Would love to see it - always looking for inspiration!
How do I enter to win??
😆 It’s taken a while for me to get this rig set up. It’s not going anywhere. 😉
How do I get into penetration testing quick?
Dedicate all your free time to learning. Start with learning the OWASP Top 10 and practice using exploitable servers like those from VulHub. Good luck!!👍
❤❤❤❤
League goes hard!
Hack all the things
Why I don't see my 3 computers and my router..?? just the virtual machine...
This is a layer-2 attack so you can only see systems within your networking domain. In short, the traffic gathering stops at the router, so you can only see traffic within your virtual network.
@@pentest_TV oh I see, how can I do in order to see my computers traffic..??

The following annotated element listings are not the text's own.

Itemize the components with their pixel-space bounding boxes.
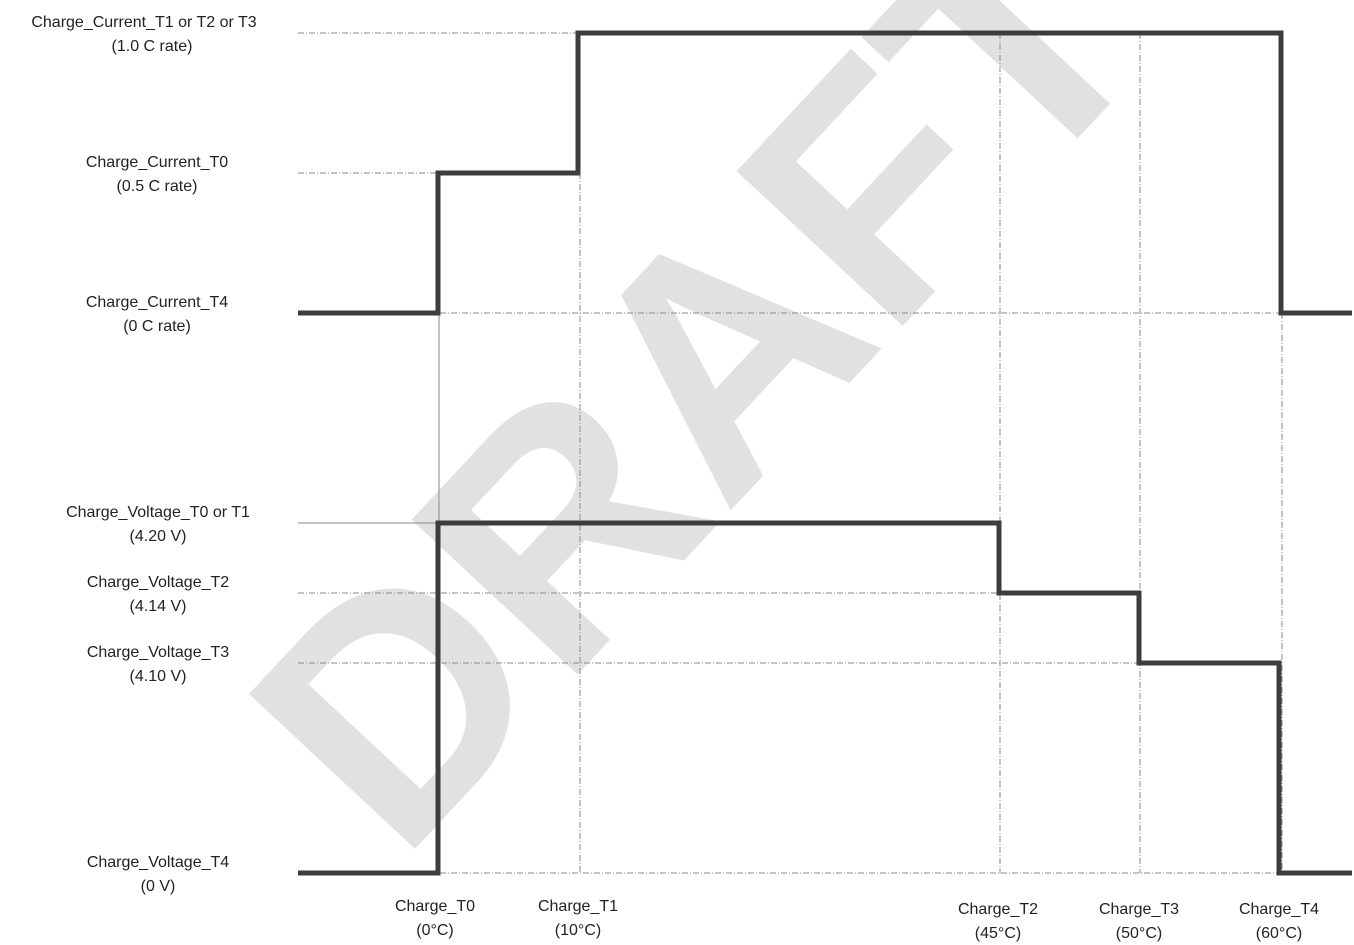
y-label-voltage-t01-value: (4.20 V) bbox=[130, 528, 187, 545]
y-label-current-t123-name: Charge_Current_T1 or T2 or T3 bbox=[31, 14, 256, 31]
y-label-voltage-t4-name: Charge_Voltage_T4 bbox=[87, 854, 229, 871]
y-label-voltage-t2-value: (4.14 V) bbox=[130, 598, 187, 615]
watermark: DRAFT C bbox=[181, 0, 1354, 913]
y-label-current-t4-value: (0 C rate) bbox=[123, 318, 191, 335]
y-labels: Charge_Current_T1 or T2 or T3 (1.0 C rat… bbox=[31, 14, 256, 895]
y-label-voltage-t4-value: (0 V) bbox=[141, 878, 176, 895]
y-label-voltage-t01-name: Charge_Voltage_T0 or T1 bbox=[66, 504, 250, 521]
watermark-text: DRAFT C bbox=[181, 0, 1354, 913]
x-label-t2-value: (45°C) bbox=[975, 925, 1021, 942]
y-label-current-t4-name: Charge_Current_T4 bbox=[86, 294, 228, 311]
x-label-t0-name: Charge_T0 bbox=[395, 898, 475, 915]
x-label-t1-value: (10°C) bbox=[555, 922, 601, 939]
charge-voltage-trace bbox=[298, 520, 1352, 876]
charge-current-trace bbox=[298, 30, 1352, 316]
x-label-t0-value: (0°C) bbox=[416, 922, 454, 939]
y-label-current-t123-value: (1.0 C rate) bbox=[112, 38, 193, 55]
x-labels: Charge_T0 (0°C) Charge_T1 (10°C) Charge_… bbox=[395, 898, 1319, 942]
x-label-t1-name: Charge_T1 bbox=[538, 898, 618, 915]
y-label-voltage-t3-name: Charge_Voltage_T3 bbox=[87, 644, 229, 661]
y-label-voltage-t2-name: Charge_Voltage_T2 bbox=[87, 574, 229, 591]
y-label-voltage-t3-value: (4.10 V) bbox=[130, 668, 187, 685]
solid-connectors bbox=[298, 313, 440, 524]
x-label-t2-name: Charge_T2 bbox=[958, 901, 1038, 918]
y-label-current-t0-value: (0.5 C rate) bbox=[117, 178, 198, 195]
x-label-t4-value: (60°C) bbox=[1256, 925, 1302, 942]
x-label-t3-name: Charge_T3 bbox=[1099, 901, 1179, 918]
x-label-t3-value: (50°C) bbox=[1116, 925, 1162, 942]
y-label-current-t0-name: Charge_Current_T0 bbox=[86, 154, 228, 171]
x-label-t4-name: Charge_T4 bbox=[1239, 901, 1319, 918]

@@alejandrogonzalez1598 Switch your network setting in VMware for the kali box to "bridged"
@@pentest_TV 😳, how do you know I use VMware..???.. 😆.. thank you..if you have courses I definitely will buy.. hope not too expensive though 😂..
@@pentest_TV actually didn't work..do you have a tutorial about that..??
I would love to participate in a HTB Study group
Let's definitely make it happen - I'll set up a group on the Discord server and we'll get it going. Thanks for joining!
Hello, can you clarify on how to setup the reporting tool and also how to generate cvs scores.thanks love your videos.
I just added the links for Ghostwriter and where to get findings, along with the methodology/framework/playbooks in the video description. As for CVSS, Check out NIST and their guide, which can be found here: nvd.nist.gov/vuln-metrics/cvss/v3-calculator
What programming language would you suggest for a person interested in learning hacking.
Great question! Depends on what type of pentesting you want to do. If it's web application testing, then focus on those languages used to develop web apps. If it's network pentesting, then focus on scripting languages.
Thank you
Glad you found it useful - thanks for watching.
Moist brought me here
Was it live streamed?
Yes - yesterday. Just concluded Day 2. I'll be doing another one tomorrow as well.
can you beat https?
That’s a different type of attack and something I’ll cover soon - this is a layer-2 attack that’s best practice during an internal pentest.
Ah I missed the live, gonna sub to see if I can catch the next one
Thanks for trying - next one is tomorrow, so hope to see you there!